I suppose that brings me to a friendly reminder: everyone is facing something they don’t understand right now and it’s good to be kind to yourself and others, but especially yourself. You are living through an apocalypse, more or less, one of the big moments in the books. One of the things that is helping me heal the most is understanding that the littlest things really are victories. I finally called my landlord after months of letting the place I’m renting just rot and asked him to fix the dishwasher that’s been broken for two years (and he did right away because he’s awesome, I’ve just been too anxious to let anyone into my house), and I’ve rediscovered in two days that I am not a slob, I’m just not a domestic Goddess and I need a machine for that if the guys I live with aren’t going to pull their full weight in that department.
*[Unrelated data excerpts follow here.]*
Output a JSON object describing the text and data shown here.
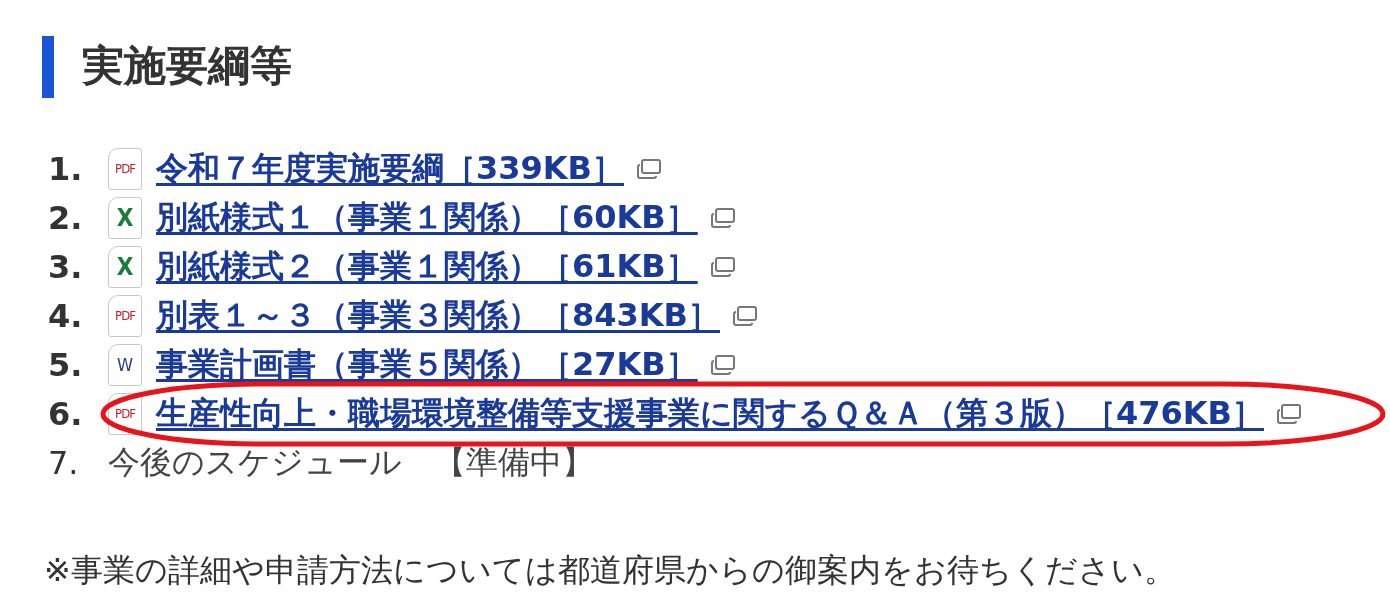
{
  "heading": "実施要綱等",
  "items": [
    {
      "kind": "pdf_link",
      "number": "1.",
      "icon_label": "PDF",
      "label": "令和７年度実施要綱［339KB］",
      "circled": false
    },
    {
      "kind": "excel_link",
      "number": "2.",
      "icon_label": "X",
      "label": "別紙様式１（事業１関係）［60KB］",
      "circled": false
    },
    {
      "kind": "excel_link",
      "number": "3.",
      "icon_label": "X",
      "label": "別紙様式２（事業１関係）［61KB］",
      "circled": false
    },
    {
      "kind": "pdf_link",
      "number": "4.",
      "icon_label": "PDF",
      "label": "別表１～３（事業３関係）［843KB］",
      "circled": false
    },
    {
      "kind": "word_link",
      "number": "5.",
      "icon_label": "W",
      "label": "事業計画書（事業５関係）［27KB］",
      "circled": false
    },
    {
      "kind": "pdf_link",
      "number": "6.",
      "icon_label": "PDF",
      "label": "生産性向上・職場環境整備等支援事業に関するＱ＆Ａ（第３版）［476KB］",
      "circled": true
    },
    {
      "kind": "text",
      "number": "7.",
      "label": "今後のスケジュール　【準備中】",
      "circled": false
    }
  ],
  "annotation": {
    "color": "#e8141b"
  },
  "note": "※事業の詳細や申請方法については都道府県からの御案内をお待ちください。"
}
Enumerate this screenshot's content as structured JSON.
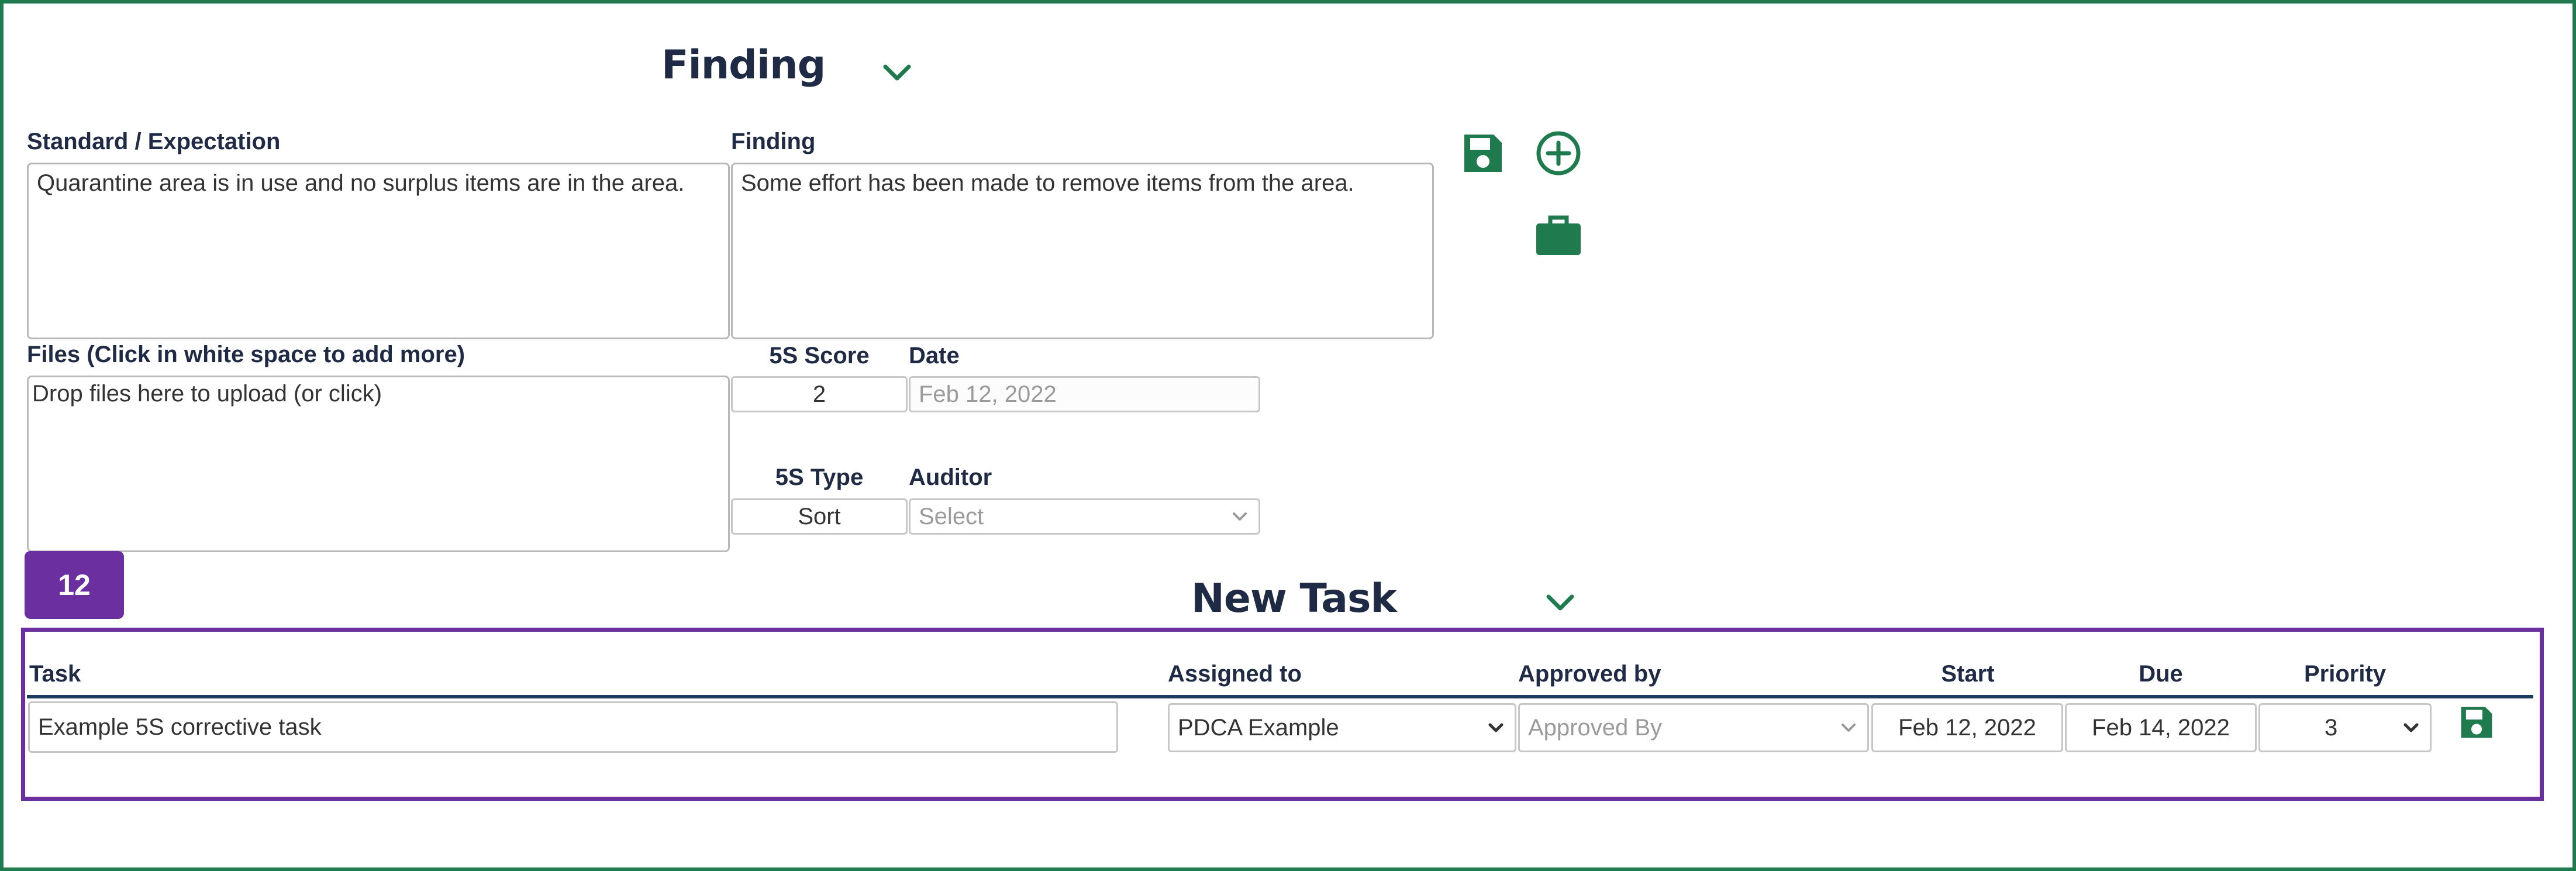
{
  "finding": {
    "heading": "Finding",
    "standard_label": "Standard / Expectation",
    "standard_value": "Quarantine area is in use and no surplus items are in the area.",
    "finding_label": "Finding",
    "finding_value": "Some effort has been made to remove items from the area.",
    "files_label": "Files (Click in white space to add more)",
    "files_placeholder": "Drop files here to upload (or click)",
    "score_label": "5S Score",
    "score_value": "2",
    "date_label": "Date",
    "date_value": "Feb 12, 2022",
    "type_label": "5S Type",
    "type_value": "Sort",
    "auditor_label": "Auditor",
    "auditor_value": "Select"
  },
  "step_badge": "12",
  "new_task": {
    "heading": "New Task",
    "columns": {
      "task": "Task",
      "assigned_to": "Assigned to",
      "approved_by": "Approved by",
      "start": "Start",
      "due": "Due",
      "priority": "Priority"
    },
    "row": {
      "task": "Example 5S corrective task",
      "assigned_to": "PDCA Example",
      "approved_by": "Approved By",
      "start": "Feb 12, 2022",
      "due": "Feb 14, 2022",
      "priority": "3"
    }
  },
  "icons": {
    "save": "floppy-disk-icon",
    "add": "plus-circle-icon",
    "briefcase": "briefcase-icon",
    "chevron": "chevron-down-icon",
    "caret": "select-caret-icon"
  },
  "colors": {
    "frame": "#1f7a4d",
    "accent_green": "#1f7a4d",
    "task_panel": "#6b2fa0",
    "heading_text": "#1f2a44"
  }
}
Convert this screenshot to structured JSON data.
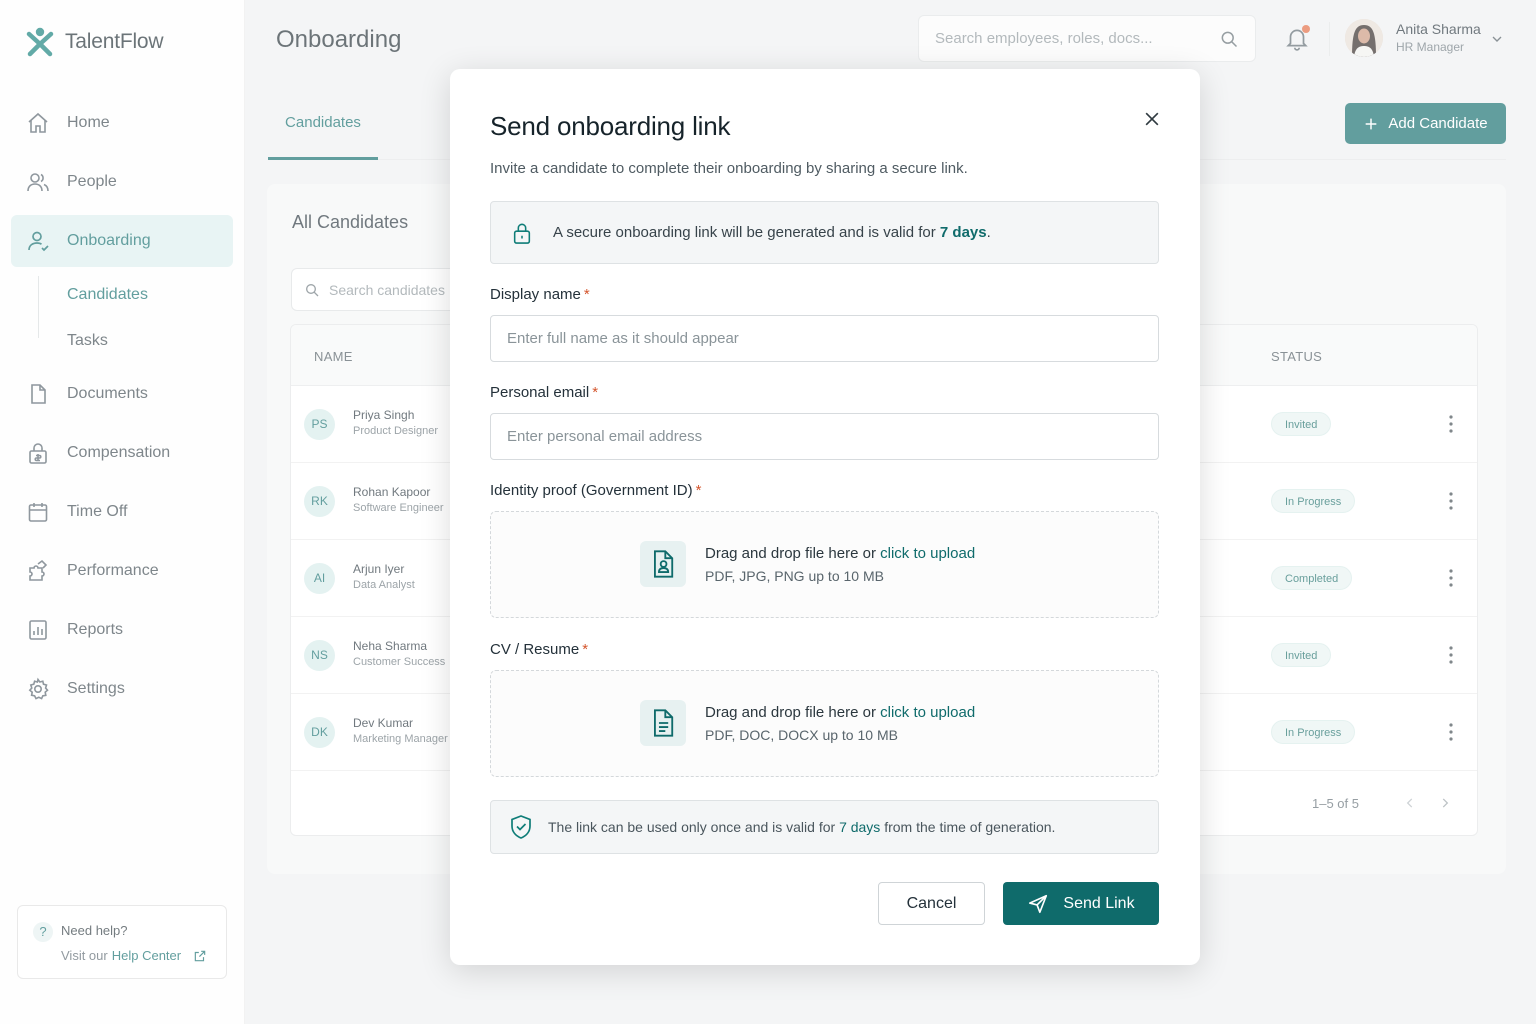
{
  "app": {
    "name": "TalentFlow",
    "brand_color": "#0f6b6b"
  },
  "sidebar": {
    "items": [
      {
        "label": "Home",
        "icon": "home-icon"
      },
      {
        "label": "People",
        "icon": "users-icon"
      },
      {
        "label": "Onboarding",
        "icon": "user-icon",
        "active": true
      },
      {
        "label": "Documents",
        "icon": "document-icon"
      },
      {
        "label": "Compensation",
        "icon": "lock-money-icon"
      },
      {
        "label": "Time Off",
        "icon": "calendar-icon"
      },
      {
        "label": "Performance",
        "icon": "puzzle-icon"
      },
      {
        "label": "Reports",
        "icon": "chart-icon"
      },
      {
        "label": "Settings",
        "icon": "gear-icon"
      }
    ],
    "subitems": [
      {
        "label": "Candidates",
        "active": true
      },
      {
        "label": "Tasks"
      }
    ],
    "help": {
      "title": "Need help?",
      "prefix": "Visit our",
      "link": "Help Center"
    }
  },
  "header": {
    "title": "Onboarding",
    "search_placeholder": "Search employees, roles, docs...",
    "user": {
      "name": "Anita Sharma",
      "role": "HR Manager"
    }
  },
  "tabs": [
    {
      "label": "Candidates",
      "active": true
    }
  ],
  "add_candidate_label": "Add Candidate",
  "candidates": {
    "title": "All Candidates",
    "search_placeholder": "Search candidates",
    "columns": {
      "name": "NAME",
      "status": "STATUS"
    },
    "rows": [
      {
        "initials": "PS",
        "name": "Priya Singh",
        "role": "Product Designer",
        "status": "Invited"
      },
      {
        "initials": "RK",
        "name": "Rohan Kapoor",
        "role": "Software Engineer",
        "status": "In Progress"
      },
      {
        "initials": "AI",
        "name": "Arjun Iyer",
        "role": "Data Analyst",
        "status": "Completed"
      },
      {
        "initials": "NS",
        "name": "Neha Sharma",
        "role": "Customer Success",
        "status": "Invited"
      },
      {
        "initials": "DK",
        "name": "Dev Kumar",
        "role": "Marketing Manager",
        "status": "In Progress"
      }
    ],
    "pagination": "1–5 of 5"
  },
  "modal": {
    "title": "Send onboarding link",
    "subtitle": "Invite a candidate to complete their onboarding by sharing a secure link.",
    "info": {
      "text": "A secure onboarding link will be generated and is valid for",
      "highlight": "7 days",
      "end": "."
    },
    "fields": {
      "display_name": {
        "label": "Display name",
        "required_mark": "*",
        "placeholder": "Enter full name as it should appear"
      },
      "email": {
        "label": "Personal email",
        "required_mark": "*",
        "placeholder": "Enter personal email address"
      },
      "id_proof": {
        "label": "Identity proof (Government ID)",
        "required_mark": "*",
        "drop_text": "Drag and drop file here or",
        "link": "click to upload",
        "hint": "PDF, JPG, PNG up to 10 MB"
      },
      "cv": {
        "label": "CV / Resume",
        "required_mark": "*",
        "drop_text": "Drag and drop file here or",
        "link": "click to upload",
        "hint": "PDF, DOC, DOCX up to 10 MB"
      }
    },
    "note": {
      "prefix": "The link can be used only once and is valid for",
      "highlight": "7 days",
      "suffix": "from the time of generation."
    },
    "cancel_label": "Cancel",
    "send_label": "Send Link"
  }
}
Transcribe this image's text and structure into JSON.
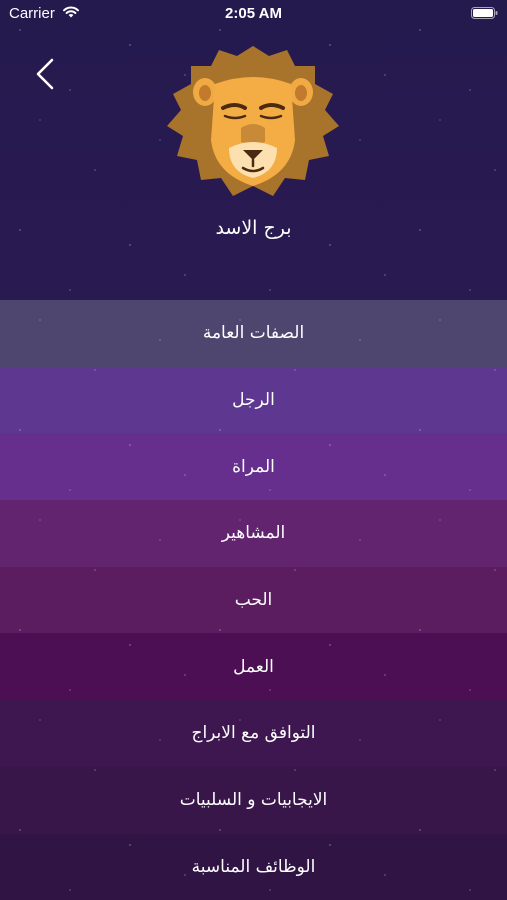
{
  "status_bar": {
    "carrier": "Carrier",
    "time": "2:05 AM"
  },
  "header": {
    "back_icon": "chevron-left-icon",
    "sign_icon": "lion-icon",
    "title": "برج الاسد"
  },
  "menu": {
    "items": [
      {
        "label": "الصفات العامة",
        "color": "#4f4670"
      },
      {
        "label": "الرجل",
        "color": "#5d3790"
      },
      {
        "label": "المراة",
        "color": "#662f8d"
      },
      {
        "label": "المشاهير",
        "color": "#63246f"
      },
      {
        "label": "الحب",
        "color": "#5c1c60"
      },
      {
        "label": "العمل",
        "color": "#4d0f54"
      },
      {
        "label": "التوافق مع الابراج",
        "color": "#3f1750"
      },
      {
        "label": "الايجابيات و السلبيات",
        "color": "#38164a"
      },
      {
        "label": "الوظائف المناسبة",
        "color": "#301544"
      }
    ]
  }
}
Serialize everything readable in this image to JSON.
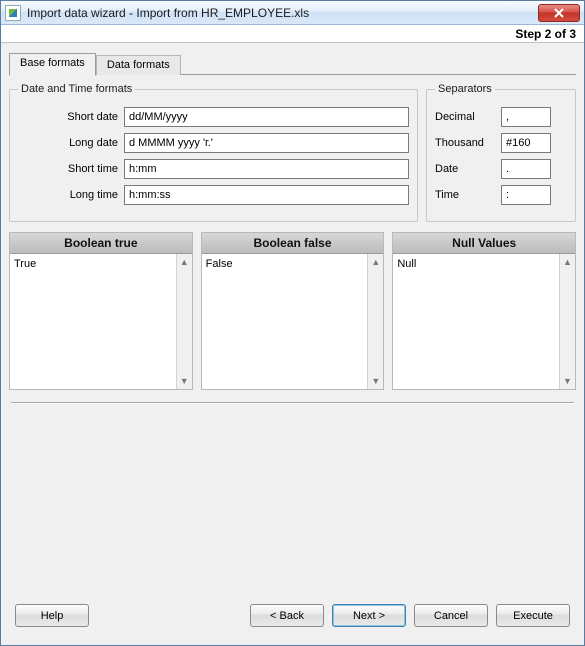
{
  "window": {
    "title": "Import data wizard - Import from HR_EMPLOYEE.xls",
    "step_label": "Step 2 of 3"
  },
  "tabs": {
    "base": "Base formats",
    "data": "Data formats"
  },
  "dt_group": {
    "legend": "Date and Time formats",
    "short_date": {
      "label": "Short date",
      "value": "dd/MM/yyyy"
    },
    "long_date": {
      "label": "Long date",
      "value": "d MMMM yyyy 'г.'"
    },
    "short_time": {
      "label": "Short time",
      "value": "h:mm"
    },
    "long_time": {
      "label": "Long time",
      "value": "h:mm:ss"
    }
  },
  "sep_group": {
    "legend": "Separators",
    "decimal": {
      "label": "Decimal",
      "value": ","
    },
    "thousand": {
      "label": "Thousand",
      "value": "#160"
    },
    "date": {
      "label": "Date",
      "value": "."
    },
    "time": {
      "label": "Time",
      "value": ":"
    }
  },
  "lists": {
    "bool_true": {
      "title": "Boolean true",
      "items": [
        "True"
      ]
    },
    "bool_false": {
      "title": "Boolean false",
      "items": [
        "False"
      ]
    },
    "null_vals": {
      "title": "Null Values",
      "items": [
        "Null"
      ]
    }
  },
  "buttons": {
    "help": "Help",
    "back": "< Back",
    "next": "Next >",
    "cancel": "Cancel",
    "execute": "Execute"
  }
}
Also, if you’re a guy, please stop trying to get women to do things for you without substantial pay. Period. No, I don’t care if you’re in a relationship. We have enough to do just trying to become full citizens with all the resistance against the addition of the Equal Rights Amendment to the Constitution of the United States, something one hundred years overdue, if not overdue from the country’s very founding. If you haven’t, call your senators and representatives about that and demand ratification, and then stop whatever automatic urges you have to ask women to do things for you unless they work for you and you pay them very, very well, equally or more so than any men who may work for you.
And a third thing: be proud of yourself on this journey. I know I’m proud of you. Now wish me luck while I learn how to be better to myself and my ambitions.